Çocuklarla birçok el işi çalışması yapmaya çalışıyorum. Bazen bütün üniteleri planlıyorum, diğer zamanlarda sadece tekil aktiviteler yapıyoruz. Çocukların dâhil olması ve bir kavramı hayata geçirmesi için çok etkili bir yol oluyor. El işi çalışmalarını test etmek ve işe yarayacağından emin olana kadar fikirleri eşimle tartışmak için çok zaman harcadığım anlar oluyor. Bir konuyu öğrettiğimiz ve çocukların istediklerini yapmalarına izin verdiğimiz başka zamanlar da var. Bir aile olarak bizim için çok önemli olan diğer bir şey de dinî bayramları büyük bir olay hâline getirmek. Batı kaynaklı tatillerin çocuklarımız için aşırı derecede ilgi çekici ve eğlenceli göründüğü konusunda gerçekçi olmalıyız. Çocuklarımızın mahrum kaldıkları hissine kapılmalarını istemiyorsak o zaman İslam’daki önemli olayları kutlamalıyız. Bu yüzden ramazan ayını ve bayramları gerçekten anlamları kadar büyük bir şevkle kutlamaya çalışıyoruz. Ayrıca İslami ayların her birinin de özel yönlerini ikrar etmeye çabalıyoruz. Çocuklar camiyi Covid sırasında deneyimleyebilsinler diye geçen yıl salonumuzun bir bölümünü camiye çevirdik. Ayrıca geri sayımlar ve süslemeler yapıyor, hediyeler veriyor ve özel yemekler pişiriyoruz hep beraber.

İslamofobi hakkında ne düşünüyorsunuz ve yaşadığınız ülkede bunu hissettiniz mi?
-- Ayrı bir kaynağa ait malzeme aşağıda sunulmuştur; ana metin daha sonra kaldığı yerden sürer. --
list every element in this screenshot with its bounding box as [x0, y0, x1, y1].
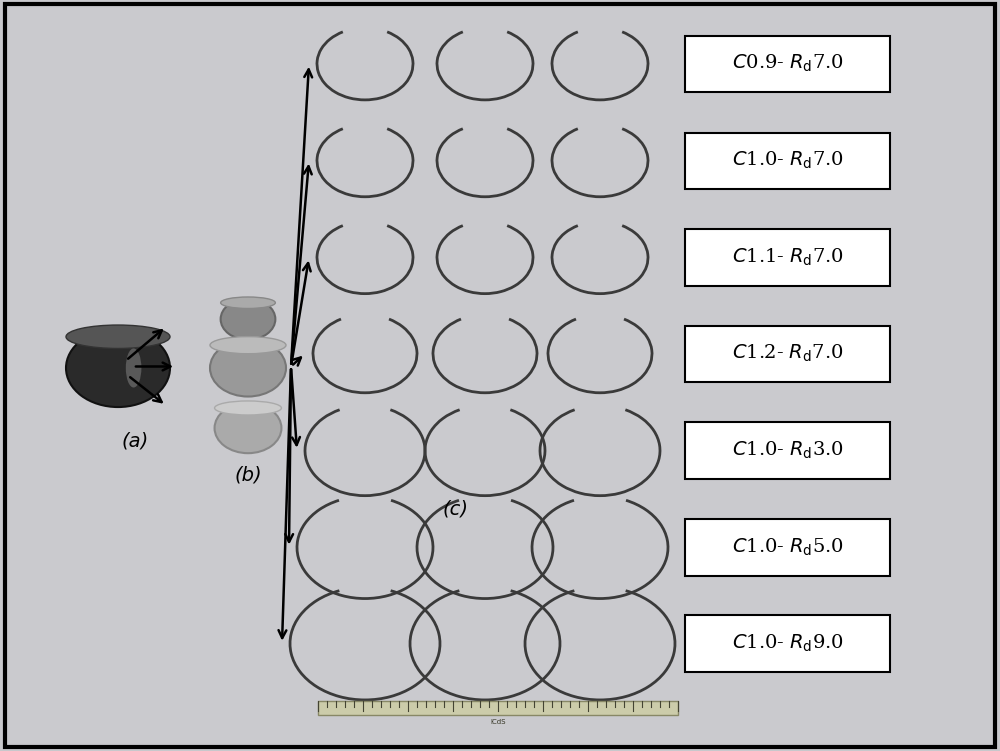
Ellipse shape: [126, 348, 141, 388]
Ellipse shape: [215, 401, 281, 415]
Bar: [685, 132, 890, 189]
Text: $\mathit{C}$1.0- $\mathit{R}_\mathrm{d}$3.0: $\mathit{C}$1.0- $\mathit{R}_\mathrm{d}$…: [732, 440, 843, 461]
Circle shape: [221, 299, 275, 339]
Circle shape: [66, 329, 170, 407]
Bar: [685, 35, 890, 92]
Text: $\mathit{C}$1.0- $\mathit{R}_\mathrm{d}$9.0: $\mathit{C}$1.0- $\mathit{R}_\mathrm{d}$…: [732, 633, 843, 654]
Circle shape: [210, 339, 286, 397]
Text: lCdS: lCdS: [490, 719, 506, 725]
Bar: [685, 230, 890, 285]
Text: $\mathit{C}$1.0- $\mathit{R}_\mathrm{d}$5.0: $\mathit{C}$1.0- $\mathit{R}_\mathrm{d}$…: [732, 537, 843, 558]
Ellipse shape: [66, 325, 170, 348]
Bar: [685, 325, 890, 382]
Text: $\mathit{C}$0.9- $\mathit{R}_\mathrm{d}$7.0: $\mathit{C}$0.9- $\mathit{R}_\mathrm{d}$…: [732, 53, 843, 74]
Ellipse shape: [221, 297, 275, 309]
Text: (a): (a): [121, 432, 149, 451]
Bar: [318, 701, 678, 715]
Text: $\mathit{C}$1.1- $\mathit{R}_\mathrm{d}$7.0: $\mathit{C}$1.1- $\mathit{R}_\mathrm{d}$…: [732, 247, 843, 268]
Ellipse shape: [210, 336, 286, 354]
Text: (c): (c): [442, 499, 468, 518]
Text: $\mathit{C}$1.0- $\mathit{R}_\mathrm{d}$7.0: $\mathit{C}$1.0- $\mathit{R}_\mathrm{d}$…: [732, 150, 843, 171]
Bar: [685, 616, 890, 671]
Bar: [685, 520, 890, 575]
Bar: [685, 422, 890, 479]
Text: (b): (b): [234, 466, 262, 484]
Circle shape: [215, 403, 281, 453]
Text: $\mathit{C}$1.2- $\mathit{R}_\mathrm{d}$7.0: $\mathit{C}$1.2- $\mathit{R}_\mathrm{d}$…: [732, 343, 843, 364]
İslamofobi, küresel olarak çok ciddi ve açıkça görmezden gelinemeyecek bir konudur. Kanada’da küçük çaplı sorunlar tecrübe etmiştim; insanlar giyimim konusunda yorumlar yapıyorlardı. Türkiye’de aslında daha büyük zorluklar yaşadım. Kendim ve çocuklarım hakkında Kanada’da yapıldığından çok daha fazla yorum yapılmıştı. Şunu söyleyebilirim, bazı Batı ülkelerinde sistematik İslamofobi var ama ülkemizde bireyselleşmiş bir İslamofobi ile karşı karşıyayız. Bunu inanılmaz derecede trajik buluyorum. Evet, İslamofobi bir sorun ama aynı zamanda içselleştirilmiş İslamofobinin de aynı derecede büyük bir sorun olduğunu düşünüyorum. Müslümanlar ya kendilerinden nefret ediyorlar ya da bizim olmayan bir anlatıyı benimsiyorlar. Bunun pek çok nedeni olduğunu düşünüyorum. Korku, bilgi eksikliği, dinimizle gurur duymama, yetersizlik duyguları... Evet, hükümetler ve kuruluşlar tarafından İslamofobiyi durdurmak için adımlar atılmalıdır ama Müslümanların da kimliğimizdeki güç ve gururu bulması gerekiyor. Allah (c.c.) ümmetimizi korusun ve bize ilim, bu ilimle hareket etme şeref ve kabiliyetini versin. Âmin.